Ah, l’Onestà! Quanta fatica nel coniugare il tuo
nome dentro il perimetro di questo vecchio stivale di cui non resta più né la suola né la tomaia… Né trova la forza di alzarsi perentorio e scaraventarsi, di punta, sui deretani dei tanti che ne occupano le poltrone di comando maldestramente.Sarà un caso, ma la sbornia del dopo Tangentopoli ha risvegliato appetiti immensi dappertutto; perché non si deve dimenticare che in ogni dove si commettono illegalità e reati.
Non sono solo i politicanti (i più esposti mediaticamente), infatti, gli unici depositari del malaffare, ma anche dirigenti, funzionari o semplici impiegati della Pubblica amministrazione perché, come ci ha insegnato il proverbio, “chi non ruba se ne pente”.
Capito gente?
Non per niente, in Lombardia è scattata l’ennesima retata in casa PDL per storie, questa volta, di bancarotte fraudolenti e le porte delle patrie galere stanno per aprirsi al passaggio di Massimo Ponzoni: un pidiellino non certamente di secondo piano.
La notizia è molto fresca e mancano ancora i soliti commenti di rito: chi lo definirà un martire della Magistratura militante (a destra), e chi un delinquente degno di Alcatraz (a sinistra). Nel solito gioco delle parti che vede, a parti interscambiabili, i due schieramenti diventare garantisti o forcaioli a seconda del colore politico del presunto lestofante di turno finito nelle maglie della Magistratura.
L’esempio ultimo di Cosentino, del resto, è stato magnificamente paradigmatico di questo andazzo.
Eppure il coordinatore nazionale del PDL, Angelino Alfano da Arcore, avrebbe potuto consigliare a Cosentino, data la gravità delle accuse, di dimettersi per permettere alla Magistratura di lavorare come per qualsiasi altro abitante di questo disgraziato Paese. Alfano che, fino l’altro ieri, era pure ministro della Giustizia. Ma la Legge, è ben noto, in Italia non è uguale per tutti.Adesso attendiamo l’Angelino da Arcore al valico monzese di Ponzoni. Che dirà (per conto del Capo)?

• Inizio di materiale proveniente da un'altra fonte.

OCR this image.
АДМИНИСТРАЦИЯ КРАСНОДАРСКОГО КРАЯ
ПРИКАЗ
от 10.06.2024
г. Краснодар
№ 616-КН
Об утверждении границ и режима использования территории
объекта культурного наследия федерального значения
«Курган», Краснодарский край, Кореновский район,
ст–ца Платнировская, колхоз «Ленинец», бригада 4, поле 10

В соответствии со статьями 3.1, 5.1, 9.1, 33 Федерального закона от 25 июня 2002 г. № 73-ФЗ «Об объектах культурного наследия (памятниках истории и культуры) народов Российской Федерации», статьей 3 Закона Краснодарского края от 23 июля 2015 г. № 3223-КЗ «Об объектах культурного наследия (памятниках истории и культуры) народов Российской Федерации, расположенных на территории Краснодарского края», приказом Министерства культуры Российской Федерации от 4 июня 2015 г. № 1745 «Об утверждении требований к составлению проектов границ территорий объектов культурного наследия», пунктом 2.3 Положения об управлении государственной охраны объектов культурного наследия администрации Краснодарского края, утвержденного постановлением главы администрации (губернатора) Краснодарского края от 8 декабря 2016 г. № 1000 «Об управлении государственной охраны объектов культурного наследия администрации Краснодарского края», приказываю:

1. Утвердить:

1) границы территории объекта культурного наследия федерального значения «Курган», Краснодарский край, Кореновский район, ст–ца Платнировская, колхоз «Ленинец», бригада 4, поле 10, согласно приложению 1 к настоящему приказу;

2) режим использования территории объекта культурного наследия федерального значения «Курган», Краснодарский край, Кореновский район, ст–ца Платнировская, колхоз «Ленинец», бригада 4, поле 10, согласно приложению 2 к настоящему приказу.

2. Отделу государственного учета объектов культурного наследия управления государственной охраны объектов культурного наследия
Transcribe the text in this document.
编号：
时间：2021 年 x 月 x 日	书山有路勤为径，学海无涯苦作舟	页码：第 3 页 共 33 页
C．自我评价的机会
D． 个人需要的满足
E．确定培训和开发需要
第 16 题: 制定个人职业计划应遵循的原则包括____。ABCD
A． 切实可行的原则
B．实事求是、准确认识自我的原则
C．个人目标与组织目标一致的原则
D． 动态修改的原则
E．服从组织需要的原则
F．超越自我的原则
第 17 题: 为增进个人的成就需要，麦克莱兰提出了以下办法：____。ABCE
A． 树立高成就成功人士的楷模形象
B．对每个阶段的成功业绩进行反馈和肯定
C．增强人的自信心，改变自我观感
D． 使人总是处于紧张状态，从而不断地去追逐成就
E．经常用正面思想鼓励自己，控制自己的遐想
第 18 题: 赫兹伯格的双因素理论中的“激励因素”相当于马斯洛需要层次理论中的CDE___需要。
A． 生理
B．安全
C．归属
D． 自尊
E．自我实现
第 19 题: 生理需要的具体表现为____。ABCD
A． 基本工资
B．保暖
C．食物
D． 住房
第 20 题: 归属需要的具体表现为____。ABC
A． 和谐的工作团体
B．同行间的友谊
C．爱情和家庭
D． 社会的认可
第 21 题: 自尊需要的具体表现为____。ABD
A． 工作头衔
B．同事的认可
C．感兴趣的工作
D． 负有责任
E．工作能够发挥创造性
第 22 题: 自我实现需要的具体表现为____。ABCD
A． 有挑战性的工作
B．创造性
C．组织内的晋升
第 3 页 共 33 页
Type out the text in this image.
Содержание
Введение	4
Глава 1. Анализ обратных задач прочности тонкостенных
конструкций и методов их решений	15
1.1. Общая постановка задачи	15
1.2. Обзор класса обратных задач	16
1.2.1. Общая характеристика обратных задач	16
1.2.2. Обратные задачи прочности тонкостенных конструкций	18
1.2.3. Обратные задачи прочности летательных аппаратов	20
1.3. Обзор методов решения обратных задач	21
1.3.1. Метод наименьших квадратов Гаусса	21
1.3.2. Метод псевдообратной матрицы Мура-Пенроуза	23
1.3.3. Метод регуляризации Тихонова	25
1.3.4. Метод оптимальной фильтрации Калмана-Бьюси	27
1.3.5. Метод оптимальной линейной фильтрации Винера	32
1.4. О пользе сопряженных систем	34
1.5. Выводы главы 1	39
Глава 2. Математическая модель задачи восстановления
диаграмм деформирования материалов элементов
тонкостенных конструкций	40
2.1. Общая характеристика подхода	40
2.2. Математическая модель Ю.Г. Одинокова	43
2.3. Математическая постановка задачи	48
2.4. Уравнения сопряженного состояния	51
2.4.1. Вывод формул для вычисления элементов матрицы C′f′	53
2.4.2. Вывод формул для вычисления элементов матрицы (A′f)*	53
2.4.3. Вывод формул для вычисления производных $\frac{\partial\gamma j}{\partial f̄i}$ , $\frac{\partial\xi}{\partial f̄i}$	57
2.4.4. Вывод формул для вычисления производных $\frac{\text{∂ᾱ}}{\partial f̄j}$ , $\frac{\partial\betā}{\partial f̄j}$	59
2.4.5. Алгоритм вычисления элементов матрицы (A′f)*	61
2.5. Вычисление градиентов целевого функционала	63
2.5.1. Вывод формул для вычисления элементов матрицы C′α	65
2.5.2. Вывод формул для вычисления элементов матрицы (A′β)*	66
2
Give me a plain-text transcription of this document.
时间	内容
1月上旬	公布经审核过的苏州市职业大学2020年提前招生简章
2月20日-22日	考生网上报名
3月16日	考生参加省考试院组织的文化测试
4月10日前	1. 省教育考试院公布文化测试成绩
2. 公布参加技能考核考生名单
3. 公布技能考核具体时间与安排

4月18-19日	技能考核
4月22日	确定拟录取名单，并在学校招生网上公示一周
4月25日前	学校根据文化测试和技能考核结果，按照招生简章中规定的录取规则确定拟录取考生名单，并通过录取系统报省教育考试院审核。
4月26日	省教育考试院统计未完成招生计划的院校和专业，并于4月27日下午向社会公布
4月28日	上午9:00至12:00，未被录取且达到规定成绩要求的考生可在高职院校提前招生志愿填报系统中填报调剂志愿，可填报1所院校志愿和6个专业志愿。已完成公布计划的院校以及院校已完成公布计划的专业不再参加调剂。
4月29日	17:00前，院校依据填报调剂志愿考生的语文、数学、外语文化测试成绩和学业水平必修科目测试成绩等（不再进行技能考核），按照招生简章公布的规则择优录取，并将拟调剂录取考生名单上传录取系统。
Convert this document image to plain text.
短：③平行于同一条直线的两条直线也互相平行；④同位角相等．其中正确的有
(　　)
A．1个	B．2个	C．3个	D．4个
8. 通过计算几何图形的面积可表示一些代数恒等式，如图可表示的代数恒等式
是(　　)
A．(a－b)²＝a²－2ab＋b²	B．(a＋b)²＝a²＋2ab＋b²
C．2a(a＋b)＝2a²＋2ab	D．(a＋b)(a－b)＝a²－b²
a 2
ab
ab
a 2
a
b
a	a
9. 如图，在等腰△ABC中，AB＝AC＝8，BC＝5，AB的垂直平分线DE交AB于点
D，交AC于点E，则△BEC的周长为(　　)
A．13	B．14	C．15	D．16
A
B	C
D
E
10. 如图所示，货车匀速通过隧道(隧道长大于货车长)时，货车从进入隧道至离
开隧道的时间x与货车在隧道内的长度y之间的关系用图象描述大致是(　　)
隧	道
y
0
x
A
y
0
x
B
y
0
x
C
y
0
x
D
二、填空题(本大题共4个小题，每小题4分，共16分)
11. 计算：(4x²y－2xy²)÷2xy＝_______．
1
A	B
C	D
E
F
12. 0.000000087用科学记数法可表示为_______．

La cosa certa è che il partito degli onesti, che aveva agognato appena dopo Berlusconi l’ha… eletto alla sommità del PDL, non emerge. Sommerso anche lui; come la “Concordia” al Giglio, ma senza “giglio”.L’unica argomentazione che potrà addurre è sicuramente quella del parallelo tra Ponzoni e Penati dove, non certo senza stuzzicare certi sospetti, la Magistratura ha davvero usato metri diametralmente opposti. E Penati non è che non ne abbia combinate!
Tuttavia il nodo per Angelino da Arcore resta. Ma chi glielo ha fatto fare di strombazzare quella frase?
E poi le elezioni prima o poi arriveranno: chi sarà candidato tra tutti quelli che sono stati attenzionati dalla Magistratura e, magari, ancora allora, avranno pendenze giudiziarie da risolvere?Nessuno può sottacere il problema legalità che investe tutto il Pdl e nessuno può ritenere di potere ancora gestire il voto popolare, nonostante tutto, come sempre: tanto “per fortuna che Silvio c’è”.
Bene, ci sarà pure Silvio, per fortuna vostra, ma per sfortuna nostra rischiamo sempre di essere governati dalla feccia della società. Saprà dunque Angelino da Arcore ripulire e disinfestare il PDL? Lo sapremo al prossimo SMS che riceverà da Arcore.